Dänemark mauert – und das ist nicht positiv gemeint wie bei der Handballnationalmannschaft. Dänemark lässt ungern jemanden aus dem Ausland rein (Touristen ausgenommen), und wem es dennoch gelingt, wird es alles andere als leicht gemacht. Guter Service fühlt sich anders an als die politischen und administrativen Hindernisse, die offensichtlich und absichtlich den Weg versperren.

Warum lernt die dänische Gesellschaft nicht vom Handball? Die dänischen Spieler sind nicht die weltbesten Handballer geworden, weil sie zu Hause in der dänischen Liga geblieben sind. Sie sind ins Ausland gereist, weil sie dort noch mehr lernen und besser werden konnten – gemeinsam mit Handballern aus vielen anderen Nationen. Und natürlich machen auch sie ihre Mannschaften besser.

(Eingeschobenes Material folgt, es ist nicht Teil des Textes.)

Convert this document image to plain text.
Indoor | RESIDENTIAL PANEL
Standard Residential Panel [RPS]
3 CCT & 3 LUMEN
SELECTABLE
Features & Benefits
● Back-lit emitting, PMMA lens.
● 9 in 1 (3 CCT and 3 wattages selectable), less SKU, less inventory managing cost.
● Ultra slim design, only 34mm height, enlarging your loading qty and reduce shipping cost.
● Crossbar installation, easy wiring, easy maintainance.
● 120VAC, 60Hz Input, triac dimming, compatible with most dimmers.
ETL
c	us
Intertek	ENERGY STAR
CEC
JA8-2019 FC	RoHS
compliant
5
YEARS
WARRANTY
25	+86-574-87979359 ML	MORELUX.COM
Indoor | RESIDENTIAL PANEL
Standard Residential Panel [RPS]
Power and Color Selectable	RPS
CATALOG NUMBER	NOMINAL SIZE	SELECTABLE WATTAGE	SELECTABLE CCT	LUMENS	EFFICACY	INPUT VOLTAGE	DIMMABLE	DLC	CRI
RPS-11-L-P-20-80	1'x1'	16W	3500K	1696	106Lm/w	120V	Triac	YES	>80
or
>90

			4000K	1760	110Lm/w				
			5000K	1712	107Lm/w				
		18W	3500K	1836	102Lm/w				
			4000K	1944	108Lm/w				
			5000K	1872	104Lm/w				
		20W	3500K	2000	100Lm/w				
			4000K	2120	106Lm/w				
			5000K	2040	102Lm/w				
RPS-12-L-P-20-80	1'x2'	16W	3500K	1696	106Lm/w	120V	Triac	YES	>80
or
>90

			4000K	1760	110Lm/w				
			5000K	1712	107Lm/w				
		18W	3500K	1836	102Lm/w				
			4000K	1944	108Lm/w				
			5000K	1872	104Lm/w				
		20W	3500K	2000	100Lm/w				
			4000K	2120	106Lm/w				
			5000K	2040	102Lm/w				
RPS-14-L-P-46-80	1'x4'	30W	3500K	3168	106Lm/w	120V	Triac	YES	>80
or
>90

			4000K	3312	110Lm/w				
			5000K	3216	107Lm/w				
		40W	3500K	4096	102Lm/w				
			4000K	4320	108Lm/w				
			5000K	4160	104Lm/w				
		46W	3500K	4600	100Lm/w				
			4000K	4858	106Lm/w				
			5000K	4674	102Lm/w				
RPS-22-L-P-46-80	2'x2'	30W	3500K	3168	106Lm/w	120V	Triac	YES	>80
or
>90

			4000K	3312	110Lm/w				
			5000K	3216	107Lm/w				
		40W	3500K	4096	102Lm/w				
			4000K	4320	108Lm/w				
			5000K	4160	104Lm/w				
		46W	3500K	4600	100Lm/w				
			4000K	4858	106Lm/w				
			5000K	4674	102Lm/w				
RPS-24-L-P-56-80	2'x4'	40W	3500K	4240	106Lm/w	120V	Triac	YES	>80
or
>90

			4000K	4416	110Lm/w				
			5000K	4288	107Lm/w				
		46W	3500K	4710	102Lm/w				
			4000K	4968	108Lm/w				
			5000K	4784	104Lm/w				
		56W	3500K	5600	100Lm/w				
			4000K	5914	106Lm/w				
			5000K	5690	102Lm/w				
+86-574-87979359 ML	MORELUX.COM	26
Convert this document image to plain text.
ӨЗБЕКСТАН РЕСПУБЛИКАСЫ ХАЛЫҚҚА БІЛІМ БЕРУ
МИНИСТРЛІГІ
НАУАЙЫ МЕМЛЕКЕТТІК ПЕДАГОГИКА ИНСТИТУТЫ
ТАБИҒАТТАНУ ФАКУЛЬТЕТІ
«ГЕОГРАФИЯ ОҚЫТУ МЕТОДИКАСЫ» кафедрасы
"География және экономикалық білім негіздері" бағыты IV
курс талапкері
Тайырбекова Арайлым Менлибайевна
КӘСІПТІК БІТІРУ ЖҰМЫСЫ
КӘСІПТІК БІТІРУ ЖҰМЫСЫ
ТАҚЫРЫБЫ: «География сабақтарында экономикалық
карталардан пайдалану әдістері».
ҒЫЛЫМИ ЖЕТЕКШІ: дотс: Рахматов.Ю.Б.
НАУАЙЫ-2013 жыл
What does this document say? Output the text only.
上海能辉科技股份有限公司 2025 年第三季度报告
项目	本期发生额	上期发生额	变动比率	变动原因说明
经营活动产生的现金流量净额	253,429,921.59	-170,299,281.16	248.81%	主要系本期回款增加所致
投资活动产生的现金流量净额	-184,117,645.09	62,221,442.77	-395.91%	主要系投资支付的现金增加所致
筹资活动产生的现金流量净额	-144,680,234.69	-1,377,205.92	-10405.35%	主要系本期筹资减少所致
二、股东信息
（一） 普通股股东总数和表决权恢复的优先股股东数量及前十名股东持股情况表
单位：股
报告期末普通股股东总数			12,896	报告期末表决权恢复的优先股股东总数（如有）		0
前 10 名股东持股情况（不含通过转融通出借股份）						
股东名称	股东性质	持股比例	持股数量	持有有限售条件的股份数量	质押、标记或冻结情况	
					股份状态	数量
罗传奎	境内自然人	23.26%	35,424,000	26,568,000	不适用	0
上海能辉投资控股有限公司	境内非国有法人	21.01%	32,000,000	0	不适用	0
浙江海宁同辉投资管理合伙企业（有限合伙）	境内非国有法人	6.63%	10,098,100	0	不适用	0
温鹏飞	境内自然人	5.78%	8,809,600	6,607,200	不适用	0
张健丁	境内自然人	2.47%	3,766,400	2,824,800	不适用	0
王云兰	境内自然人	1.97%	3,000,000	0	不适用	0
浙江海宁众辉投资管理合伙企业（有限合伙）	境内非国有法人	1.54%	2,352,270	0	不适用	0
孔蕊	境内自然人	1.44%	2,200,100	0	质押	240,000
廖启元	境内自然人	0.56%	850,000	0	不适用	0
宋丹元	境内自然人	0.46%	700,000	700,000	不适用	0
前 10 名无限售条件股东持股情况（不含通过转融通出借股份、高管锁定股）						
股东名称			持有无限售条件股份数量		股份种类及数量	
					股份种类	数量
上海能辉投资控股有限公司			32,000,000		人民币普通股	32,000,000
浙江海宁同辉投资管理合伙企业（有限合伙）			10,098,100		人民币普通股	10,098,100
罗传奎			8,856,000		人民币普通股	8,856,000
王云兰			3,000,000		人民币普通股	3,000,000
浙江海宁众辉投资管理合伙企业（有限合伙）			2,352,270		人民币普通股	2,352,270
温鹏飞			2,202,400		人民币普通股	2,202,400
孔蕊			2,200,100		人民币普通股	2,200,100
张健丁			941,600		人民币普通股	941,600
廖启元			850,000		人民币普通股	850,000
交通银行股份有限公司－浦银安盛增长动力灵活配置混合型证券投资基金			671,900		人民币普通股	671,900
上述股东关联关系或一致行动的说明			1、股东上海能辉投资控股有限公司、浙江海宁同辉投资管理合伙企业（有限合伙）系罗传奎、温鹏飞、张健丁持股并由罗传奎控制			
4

Dänemark kann ebenfalls dazulernen, wenn die Gesellschaft internationaler aufgestellt wird. Es gibt viele Ausländerinnen und Ausländer, die Dänemark noch besser machen können. Dazu gehört aber auch der Wille, in Dänemark bei der Umsetzung Hilfestellung zu leisten – statt Steine in den Weg zu legen. Außerdem gehört grundsätzlich eine andere Einstellung dazu, als zu glauben, dass man in allen Belangen Weltmeister ist. Vielleicht können wir als Gesellschaft dazulernen – das ist gar nicht undenkbar.